中島らもは、日本の小説家。劇作家、随筆家、広告プランナー、放送作家、ラジオパーソナリティ、ミュージシャンでもあります。
1952年に兵庫県尼崎市で生まれ、名門進学校の灘中学・高校に進学するも、ドロップアウト。フーテン生活を続けたあと、大阪芸術大学芸術学部放送学科へ入学し、1975年に卒業しました。卒論のテーマは「放送倫理規定」だったそうです。
1976年、叔父の紹介で印刷会社にコネ入社。1981年に広告代理店へ転職します。1987年には独立して「有限会社中島らも事務所」を設立し、作家活動を本格化させました。その後、戯曲、エッセイ、小説、新作落語、バラエティ番組の脚本やコントなどを多数執筆していきます。

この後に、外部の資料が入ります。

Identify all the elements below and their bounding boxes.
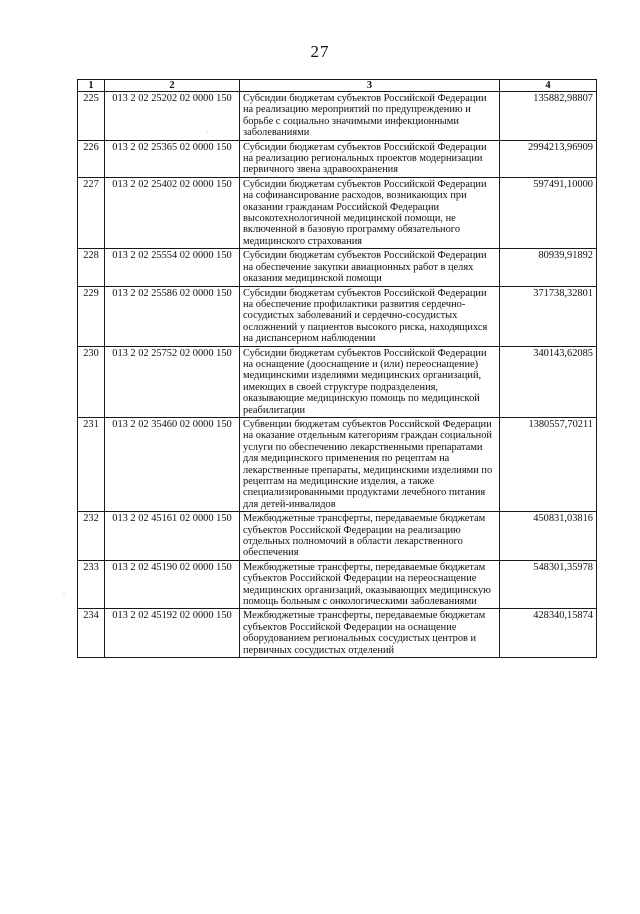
budget-code: 013 2 02 25554 02 0000 150 [105,249,240,286]
row-amount: 340143,62085 [500,346,597,417]
row-description: Межбюджетные трансферты, передаваемые бюджетам субъектов Российской Федерации на реализацию отдельных полномочий в области лекарственного обеспечения [240,512,500,561]
column-header-1: 1 [78,80,105,92]
row-amount: 371738,32801 [500,286,597,346]
row-description: Субсидии бюджетам субъектов Российской Федерации на оснащение (дооснащение и (или) переоснащение) медицинскими изделиями медицинских организаций, имеющих в своей структуре подразделения, оказывающие медицинскую помощь по медицинской реабилитации [240,346,500,417]
budget-table [77,79,597,658]
budget-code: 013 2 02 25202 02 0000 150 [105,92,240,141]
table-row [78,249,597,286]
row-description: Субвенции бюджетам субъектов Российской Федерации на оказание отдельным категориям граждан социальной услуги по обеспечению лекарственными препаратами для медицинского применения по рецептам на лекарственные препараты, медицинскими изделиями по рецептам на медицинские изделия, а также специализированными продуктами лечебного питания для детей-инвалидов [240,417,500,511]
row-number: 231 [78,417,105,511]
row-description: Субсидии бюджетам субъектов Российской Федерации на обеспечение профилактики развития сердечно-сосудистых заболеваний и сердечно-сосудистых осложнений у пациентов высокого риска, находящихся на диспансерном наблюдении [240,286,500,346]
row-description: Субсидии бюджетам субъектов Российской Федерации на реализацию региональных проектов модернизации первичного звена здравоохранения [240,140,500,177]
table-row [78,177,597,248]
table-header-row [78,80,597,92]
scan-speck: . [206,126,208,135]
row-amount: 80939,91892 [500,249,597,286]
budget-code: 013 2 02 45161 02 0000 150 [105,512,240,561]
budget-code: 013 2 02 45190 02 0000 150 [105,560,240,609]
row-number: 227 [78,177,105,248]
budget-code: 013 2 02 35460 02 0000 150 [105,417,240,511]
row-number: 234 [78,609,105,658]
budget-code: 013 2 02 25402 02 0000 150 [105,177,240,248]
row-amount: 1380557,70211 [500,417,597,511]
column-header-3: 3 [240,80,500,92]
table-row [78,560,597,609]
budget-code: 013 2 02 25752 02 0000 150 [105,346,240,417]
budget-code: 013 2 02 45192 02 0000 150 [105,609,240,658]
table-row [78,512,597,561]
row-number: 225 [78,92,105,141]
table-row [78,346,597,417]
scan-speck: . [63,587,65,596]
budget-code: 013 2 02 25365 02 0000 150 [105,140,240,177]
column-header-4: 4 [500,80,597,92]
row-number: 232 [78,512,105,561]
row-description: Субсидии бюджетам субъектов Российской Федерации на софинансирование расходов, возникающих при оказании гражданам Российской Федерации высокотехнологичной медицинской помощи, не включенной в базовую программу обязательного медицинского страхования [240,177,500,248]
row-amount: 597491,10000 [500,177,597,248]
row-amount: 450831,03816 [500,512,597,561]
table-row [78,140,597,177]
row-amount: 428340,15874 [500,609,597,658]
row-description: Межбюджетные трансферты, передаваемые бюджетам субъектов Российской Федерации на переоснащение медицинских организаций, оказывающих медицинскую помощь больным с онкологическими заболеваниями [240,560,500,609]
budget-code: 013 2 02 25586 02 0000 150 [105,286,240,346]
row-description: Субсидии бюджетам субъектов Российской Федерации на обеспечение закупки авиационных работ в целях оказания медицинской помощи [240,249,500,286]
row-amount: 548301,35978 [500,560,597,609]
table-row [78,92,597,141]
row-amount: 135882,98807 [500,92,597,141]
row-number: 229 [78,286,105,346]
row-number: 226 [78,140,105,177]
page-number: 27 [310,42,330,61]
column-header-2: 2 [105,80,240,92]
row-number: 228 [78,249,105,286]
table-row [78,286,597,346]
row-number: 233 [78,560,105,609]
table-row [78,417,597,511]
row-number: 230 [78,346,105,417]
table-row [78,609,597,658]
row-description: Субсидии бюджетам субъектов Российской Федерации на реализацию мероприятий по предупреждению и борьбе с социально значимыми инфекционными заболеваниями [240,92,500,141]
row-description: Межбюджетные трансферты, передаваемые бюджетам субъектов Российской Федерации на оснащение оборудованием региональных сосудистых центров и первичных сосудистых отделений [240,609,500,658]
row-amount: 2994213,96909 [500,140,597,177]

2004年7月16日未明、飲食店の階段から転落して全身と頭部を強打。脳挫傷による外傷性脳内出血のため、神戸市内の病院に入院します。15時間の大手術を受けますが、意識が戻ることはなく、同月26日午前8時16分に死去。享年52歳でした。
中島らもが描く、やっぱり嫌いになれない父たち『お父さんのバックドロップ』
ロックンローラー、落語家、究極のペットを探す動物園園長と魚河岸の大将、そして表題作にもなっているプロレスラー。そんな特殊な職業につくお父さんと、その子どもの物語が4作収録されています。
- 著者
- 中島 らも
- 出版日
表題作は、有名な悪役プロレスラーを父にもつ下田くんの話。父・牛之助頭は、金髪で、顔には赤白の隈取りをし、リングではみどり色の霧を吹きます。そんな父親がいやでたまらない下田くんですが、空手家・クマ殺しのカーマンと父親が対戦することになり……。
親の背中を見て思ったこと、一生懸命考えたこと、そして反発。子どもの目線から、多くに人が経験したであろう気持ちが丁寧に描かれます。子どもにも大人にもおすすめしたくなるような、切なさと優しさが満ち溢れる1冊です。
中島らもの作品をお得に読む
中島らもが伝える優しいメッセージとは?『今夜、すべてのバーで』
吉川英治文学新人賞受賞作です。主人公は、アルコールにとりつかれた男・小島容。彼は25歳のときに医者から、アルコールが原因で、35才までの命になるだろうと宣告されます。彼は、35才に入院するまで、アルコール依存症のあらゆる知識を取り込みつつも、アルコールへの依存を強めていきます。
- 著者
- 中島 らも
- 出版日
- 1994-03-04
アルコール中毒を悪いことだと頭ではわかっていても、やめられずにいる小島。人間の弱さや、どうしようもない部分が、苦しくなるほど伝わってきます。アルコールを飲んだときに「胃の中が太陽に照らされたような、ポっと温かくなる感覚」というような表現を使っているのですが、心や身体が弱っているときの「依存」はひょっとしたら「太陽」なのではないでしょうか。もちろん、そのあとには曇って嵐になってしまうこともあるのでしょうが。
依存そのものが悪いわけではなく、ものによっては周囲を悲しませたり、苦しめたりすることをはっきりと書く、中島らもの優しさ。必死に生きている人にこそ、疲れきってしまう前に読んでほしい1冊です。